The economic consequences could be severe. Venezuela produces roughly one million barrels a day - just 2 percent of global output but almost all of its export earnings. Analysts warn that exports could fall by as much as half if sanctioned tankers are seized regularly or deterred from docking. Storage capacity is limited. If oil cannot be shipped, production will have to be shut in, potentially slashing output by hundreds of thousands of barrels a day. For a country already hollowed out by hyperinflation, mass emigration and institutional decay, the shock would be brutal.
This would not be Venezuela’s first oil collapse. Production once exceeded three million barrels a day in the early 2000s.
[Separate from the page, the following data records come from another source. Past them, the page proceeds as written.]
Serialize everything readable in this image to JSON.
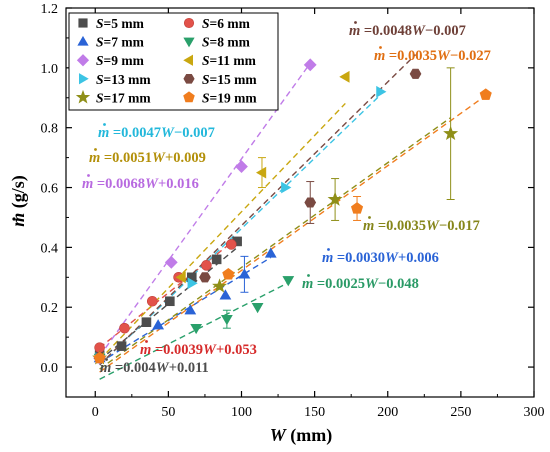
{
  "chart_data": {
    "type": "scatter",
    "xlabel_symbol": "W",
    "xlabel_unit": "(mm)",
    "ylabel_symbol": "m",
    "ylabel_unit": "(g/s)",
    "xlim": [
      -20,
      300
    ],
    "ylim": [
      -0.1,
      1.2
    ],
    "xticks": [
      0,
      50,
      100,
      150,
      200,
      250,
      300
    ],
    "yticks": [
      0.0,
      0.2,
      0.4,
      0.6,
      0.8,
      1.0,
      1.2
    ],
    "grid": false,
    "legend_position": "top-left",
    "series": [
      {
        "name": "S=5 mm",
        "label_prefix": "S",
        "label_suffix": "=5 mm",
        "marker": "square",
        "color": "#4d4d4d",
        "x": [
          3,
          18,
          35,
          51,
          66,
          83,
          97
        ],
        "y": [
          0.04,
          0.07,
          0.15,
          0.22,
          0.3,
          0.36,
          0.42
        ],
        "fit": {
          "slope": 0.004,
          "intercept": 0.011,
          "label": "=0.004W+0.011",
          "color": "#4d4d4d"
        }
      },
      {
        "name": "S=6 mm",
        "label_prefix": "S",
        "label_suffix": "=6 mm",
        "marker": "circle",
        "color": "#e2524a",
        "x": [
          3,
          20,
          39,
          57,
          76,
          93
        ],
        "y": [
          0.065,
          0.13,
          0.22,
          0.3,
          0.34,
          0.41
        ],
        "fit": {
          "slope": 0.0039,
          "intercept": 0.053,
          "label": "=0.0039W+0.053",
          "color": "#d62b2b"
        }
      },
      {
        "name": "S=7 mm",
        "label_prefix": "S",
        "label_suffix": "=7 mm",
        "marker": "triangle-up",
        "color": "#2a63d6",
        "x": [
          3,
          43,
          65,
          89,
          102,
          120
        ],
        "y": [
          0.03,
          0.14,
          0.19,
          0.24,
          0.31,
          0.38
        ],
        "yerr": [
          0,
          0,
          0,
          0,
          0.06,
          0
        ],
        "fit": {
          "slope": 0.003,
          "intercept": 0.006,
          "label": "=0.0030W+0.006",
          "color": "#2a63d6"
        }
      },
      {
        "name": "S=8 mm",
        "label_prefix": "S",
        "label_suffix": "=8 mm",
        "marker": "triangle-down",
        "color": "#2aa06b",
        "x": [
          3,
          69,
          90,
          111,
          132
        ],
        "y": [
          0.03,
          0.13,
          0.16,
          0.2,
          0.29
        ],
        "yerr": [
          0,
          0,
          0.03,
          0,
          0
        ],
        "fit": {
          "slope": 0.0025,
          "intercept": -0.048,
          "label": "=0.0025W−0.048",
          "color": "#2a9a66"
        }
      },
      {
        "name": "S=9 mm",
        "label_prefix": "S",
        "label_suffix": "=9 mm",
        "marker": "diamond",
        "color": "#c07ce8",
        "x": [
          3,
          52,
          100,
          147
        ],
        "y": [
          0.03,
          0.35,
          0.67,
          1.01
        ],
        "fit": {
          "slope": 0.0068,
          "intercept": 0.016,
          "label": "=0.0068W+0.016",
          "color": "#b86ae0"
        }
      },
      {
        "name": "S=11 mm",
        "label_prefix": "S",
        "label_suffix": "=11 mm",
        "marker": "triangle-left",
        "color": "#c9a710",
        "x": [
          3,
          59,
          114,
          171
        ],
        "y": [
          0.03,
          0.3,
          0.65,
          0.97
        ],
        "yerr": [
          0,
          0,
          0.05,
          0
        ],
        "fit": {
          "slope": 0.0051,
          "intercept": 0.009,
          "label": "=0.0051W+0.009",
          "color": "#b3900a"
        }
      },
      {
        "name": "S=13 mm",
        "label_prefix": "S",
        "label_suffix": "=13 mm",
        "marker": "triangle-right",
        "color": "#3cc4e4",
        "x": [
          3,
          66,
          130,
          195
        ],
        "y": [
          0.03,
          0.28,
          0.6,
          0.92
        ],
        "fit": {
          "slope": 0.0047,
          "intercept": -0.007,
          "label": "=0.0047W−0.007",
          "color": "#23b8db"
        }
      },
      {
        "name": "S=15 mm",
        "label_prefix": "S",
        "label_suffix": "=15 mm",
        "marker": "hexagon",
        "color": "#7a4a42",
        "x": [
          3,
          75,
          147,
          219
        ],
        "y": [
          0.03,
          0.3,
          0.55,
          0.98
        ],
        "yerr": [
          0,
          0,
          0.07,
          0
        ],
        "fit": {
          "slope": 0.0048,
          "intercept": -0.007,
          "label": "=0.0048W−0.007",
          "color": "#6e4038"
        }
      },
      {
        "name": "S=17 mm",
        "label_prefix": "S",
        "label_suffix": "=17 mm",
        "marker": "star",
        "color": "#8f8f18",
        "x": [
          3,
          85,
          164,
          243
        ],
        "y": [
          0.03,
          0.27,
          0.56,
          0.78
        ],
        "yerr": [
          0,
          0,
          0.07,
          0.22
        ],
        "fit": {
          "slope": 0.0035,
          "intercept": -0.017,
          "label": "=0.0035W−0.017",
          "color": "#86861a"
        }
      },
      {
        "name": "S=19 mm",
        "label_prefix": "S",
        "label_suffix": "=19 mm",
        "marker": "pentagon",
        "color": "#f07d1e",
        "x": [
          3,
          91,
          179,
          267
        ],
        "y": [
          0.03,
          0.31,
          0.53,
          0.91
        ],
        "yerr": [
          0,
          0,
          0.04,
          0
        ],
        "fit": {
          "slope": 0.0035,
          "intercept": -0.027,
          "label": "=0.0035W−0.027",
          "color": "#e06f12"
        }
      }
    ]
  }
}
Years of corruption, underinvestment and political purges at PDVSA, the state oil company, drove output to a nadir of 350,000 barrels a day by 2020. A modest recovery followed, helped by sanctions-busting exports and a limited easing of American restrictions. The blockade now threatens to reverse even that fragile rebound.
The pain will be felt unevenly. Chevron, operating under a special American licence, continues to ship oil to the United States and accounts for about a tenth of Venezuela’s production. But even this arrangement starves Caracas of cash: Chevron pays taxes and royalties in crude, not dollars. The real blow will fall on exports to Asia, particularly China, which takes around 80 percent of Venezuelan crude. Discounted barrels will grow cheaper still, if buyers are willing to risk them at all. Billions of dollars in annual revenue could vanish.
Trump has accused Maduro of using oil income to fund ‘drug terrorism’ and criminality, and casts America’s growing naval presence in the Caribbean as an extension of its war on narcotics. Yet the optics are awkward. Since September, American forces have seized dozens of vessels and killed at least 95 people, including fishermen. For Caracas, the blockade fits neatly into a familiar narrative of imperial aggression and resource theft.
The deeper problem is strategic. Sanctions have undeniably impoverished Venezuela. They have not, however, produced political change. Maduro has survived by shrinking the economy, dollarising informally, tolerating pockets of private enterprise and relying on loyal security forces. As the state’s revenues fall, the burden shifts to ordinary Venezuelans, not the ruling elite. A sharper oil squeeze may accelerate emigration, not democratisation.
Any sudden loss of Venezuelan barrels nudges oil prices upward, as markets already hinted after the blockade was announced. China, meanwhile, will weigh how much it is willing to antagonise Washington to secure discounted crude.
A blockade that halves Venezuela’s exports will not dislodge its authoritarian ruler. It will merely crush an economy already on life support, pushing ordinary Venezuelans deeper into penury while the political elite insulates itself, as it always has. Oil has long been Venezuela’s curse as well as its blessing. By turning it into a chokehold, Washington may deepen the tragedy without resolving it. Siege economics can break states but they rarely reform them.